R v Dlamini (12 of 2008) [2008] SZHC 221 (1 December 2008)


IN THE HIGH COURT OF SWAZILAND

HELD AT MBABANE

CRIM APPEAL CASE NO. 12/08

In the matter between:

MDUDUZI DLAMINI APPELLANT

AND

REX RESPONDENT

CORAM: ANNANDALE J

MAMBA J


FOR APPELLANT: MR. S. MAGONGO

FOR RESPONDENT: MS L. HLOPHE


JUDGEMENT DECEMBER, 2008



MAMBA J


[1] The Appellant was convicted and sentenced by the Magistrate at Manzini and thereafter the matter was brought to this court on automatic review. After examining the matter (on review) I came to the conclusion that the proceedings had been proper and in accordance with real and substantial justice. In the meanwhile the Appellant rioted an appeal against both the conviction and sentence.


[2] The Appeal was set for hearing before Justice Annandale and myself but before the court set counsel for the Appellant approached me in chambers and notified me that he would be applying for my recusal from the case in view of the fact that I had considered the review and taken a decision thereon.



[3] In court, in motivating his application for my recusal, Mr Magongo argued that since I had certified the proceedings in the court a guo as having been in accordance with real and substantial justice, I was disqualified from hearing the Appeal. He submitted that the informed reasonable person would feel, and not without any justification, that I would be biased against the Appellant in view of the decision I had taken on review.



[4] I allowed the application and recused myself from hearing the Appeal. I stated then that I was doing so on moral and personal grounds and not because in law I would be expected to do so. I stated that my decision to recuse myself in the circumstances of this case should in no way whatsoever be taken as authority for the view that a judicial officer who finds himself or herself in a similar position should follow my course. I pointed out that I was recusing myself purely because I did not think that, apart from the obvious delay in hearing the Appeal, an injustice would be occasioned to any of the parties herein by my decision and that at least the Appellant would not feel apprehensive about or aggrieved by my sitting on the Appeal.

I pointed out further that any such apprehension or perception of bias or likelihood of bias would in any event be unreasonable.


[5] In the case of Mkhwanazi v R, 1979-1981 SLR 83 the automatic review was considered by the then Chief Justice Nathan who reduced the sentence of two years by half.

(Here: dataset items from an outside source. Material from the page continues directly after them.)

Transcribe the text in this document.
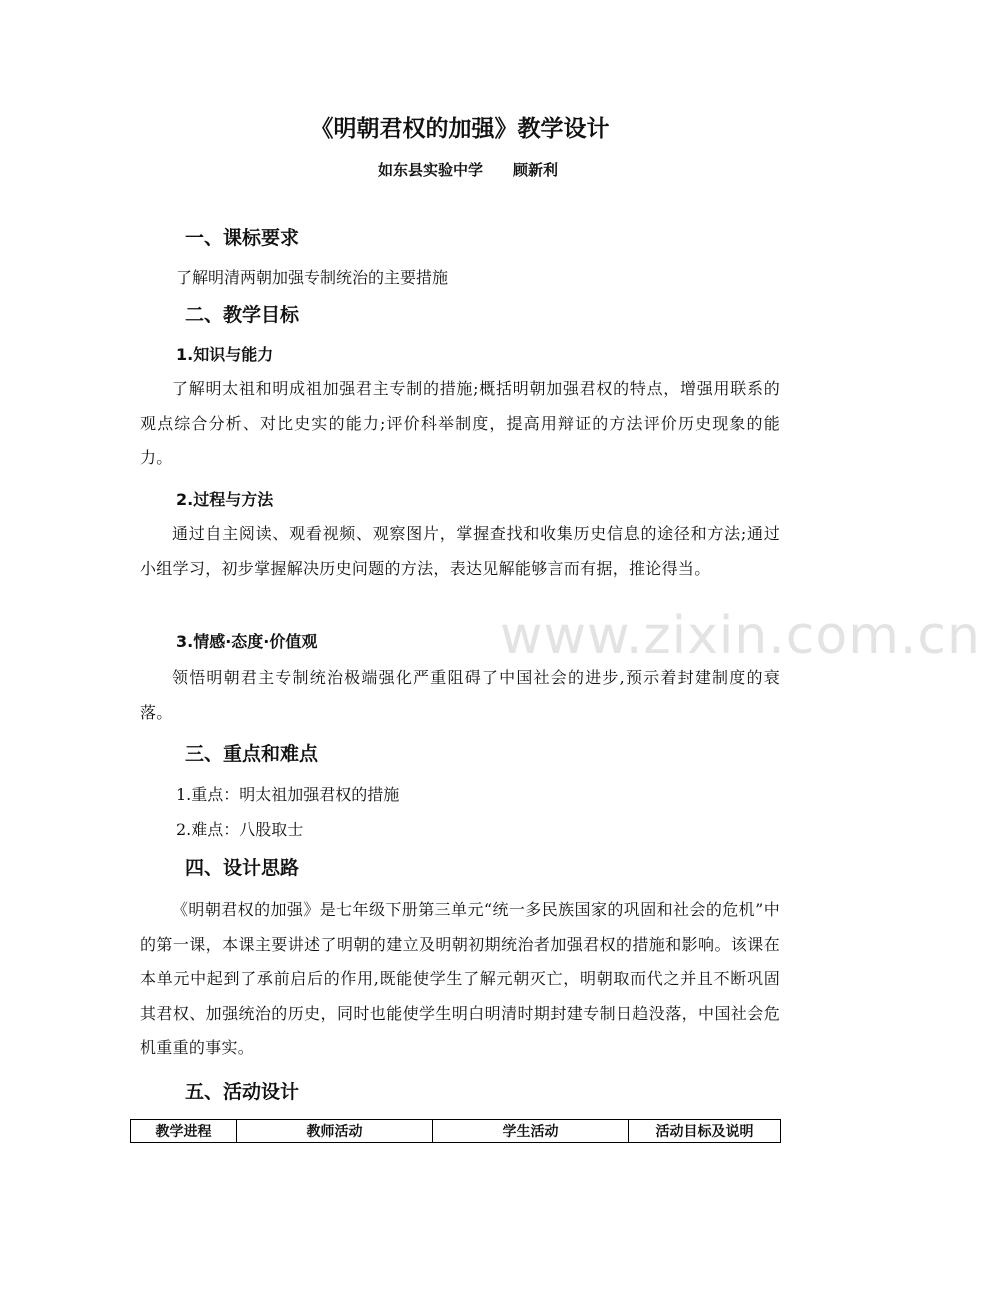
www.zixin.com.cn
《明朝君权的加强》教学设计
如东县实验中学 顾新利
一、课标要求

了解明清两朝加强专制统治的主要措施

二、教学目标
1.知识与能力

了解明太祖和明成祖加强君主专制的措施;概括明朝加强君权的特点，增强用联系的观点综合分析、对比史实的能力;评价科举制度，提高用辩证的方法评价历史现象的能力。

2.过程与方法

通过自主阅读、观看视频、观察图片，掌握查找和收集历史信息的途径和方法;通过小组学习，初步掌握解决历史问题的方法，表达见解能够言而有据，推论得当。

3.情感·态度·价值观

领悟明朝君主专制统治极端强化严重阻碍了中国社会的进步,预示着封建制度的衰落。

三、重点和难点

1.重点：明太祖加强君权的措施

2.难点：八股取士

四、设计思路

《明朝君权的加强》是七年级下册第三单元“统一多民族国家的巩固和社会的危机”中的第一课，本课主要讲述了明朝的建立及明朝初期统治者加强君权的措施和影响。该课在本单元中起到了承前启后的作用,既能使学生了解元朝灭亡，明朝取而代之并且不断巩固其君权、加强统治的历史，同时也能使学生明白明清时期封建专制日趋没落，中国社会危机重重的事实。

五、活动设计
教学进程	教师活动	学生活动	活动目标及说明
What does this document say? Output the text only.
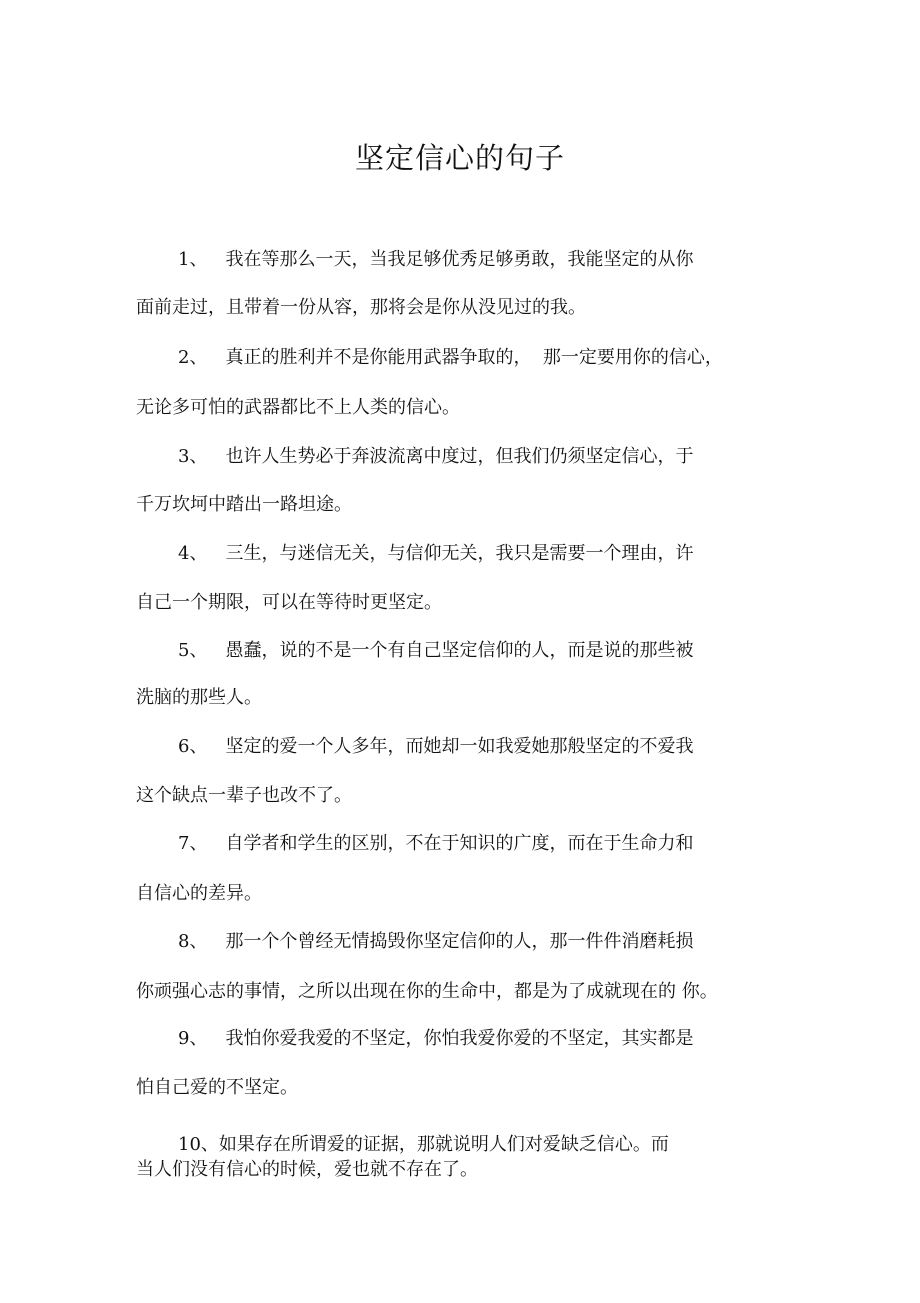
坚定信心的句子
1、 我在等那么一天，当我足够优秀足够勇敢，我能坚定的从你
面前走过，且带着一份从容，那将会是你从没见过的我。
2、 真正的胜利并不是你能用武器争取的，  那一定要用你的信心，
无论多可怕的武器都比不上人类的信心。
3、 也许人生势必于奔波流离中度过，但我们仍须坚定信心，于
千万坎坷中踏出一路坦途。
4、 三生，与迷信无关，与信仰无关，我只是需要一个理由，许
自己一个期限，可以在等待时更坚定。
5、 愚蠢，说的不是一个有自己坚定信仰的人，而是说的那些被
洗脑的那些人。
6、 坚定的爱一个人多年，而她却一如我爱她那般坚定的不爱我
这个缺点一辈子也改不了。
7、 自学者和学生的区别，不在于知识的广度，而在于生命力和
自信心的差异。
8、 那一个个曾经无情捣毁你坚定信仰的人，那一件件消磨耗损
你顽强心志的事情，之所以出现在你的生命中，都是为了成就现在的 你。
9、 我怕你爱我爱的不坚定，你怕我爱你爱的不坚定，其实都是
怕自己爱的不坚定。
10、如果存在所谓爱的证据，那就说明人们对爱缺乏信心。而
当人们没有信心的时候，爱也就不存在了。
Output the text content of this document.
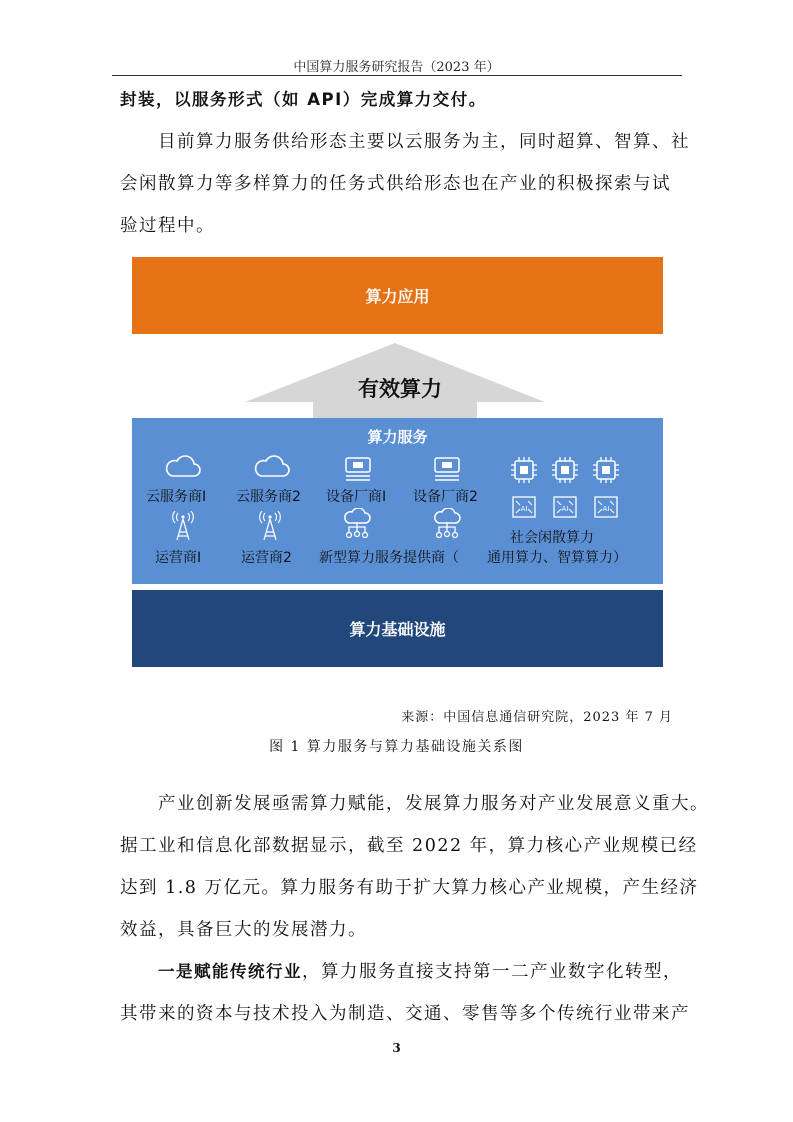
中国算力服务研究报告（2023 年）
封装，以服务形式（如 API）完成算力交付。
目前算力服务供给形态主要以云服务为主，同时超算、智算、社
会闲散算力等多样算力的任务式供给形态也在产业的积极探索与试
验过程中。
算力应用
有效算力
算力服务
云服务商Ⅰ 云服务商2 设备厂商Ⅰ 设备厂商2
AI	AI	AI
社会闲散算力
运营商Ⅰ	运营商2 新型算力服务提供商（ 通用算力、智算算力）
算力基础设施
来源：中国信息通信研究院，2023 年 7 月
图 1 算力服务与算力基础设施关系图
产业创新发展亟需算力赋能，发展算力服务对产业发展意义重大。
据工业和信息化部数据显示，截至 2022 年，算力核心产业规模已经
达到 1.8 万亿元。算力服务有助于扩大算力核心产业规模，产生经济
效益，具备巨大的发展潜力。
一是赋能传统行业，算力服务直接支持第一二产业数字化转型，
其带来的资本与技术投入为制造、交通、零售等多个传统行业带来产
3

When the appeal was heard the Chief Justice was a member of the appeal bench together with justice Cohen who delivered the main (appeal) judgement. In that appeal Cohen J stated as follows:

"In terms of s79 of the Magistrate's Court Act 66 of 1938 the decision of this court in an automatic review case is "without prejudice to the right of appeal against such sentence whether before or after confirmation of the sentence by the High Court." In an automatic review, the judge only determines whether the proceedings are in accordance with justice or that doubts exist whether or not they are in such accordance and it is not his duty at that stage to weigh the evidence as the court would do if the matter came before it on appeal (see Swift Law of Criminal Procedure 2 ed 789). It is accordingly in order for this court to consider the matter afresh. I may say, however, that I am in respectful agreement with the review judgement given by the Chief Justice on sentence and provided the Appeal against conviction itself fails, I am of the opinion that the sentence should be reduced to twelve months."

The Appeal against conviction was upheld with the review judge concurring. I do not think that any reasonable man who is properly informed about the real nature of an appeal and review would think that the learned Chief Justice should have recused himself from hearing the Appeal. It is also noted herein that Cohen J also expressed his agreement with the decision by the CJ pertaining to the review process.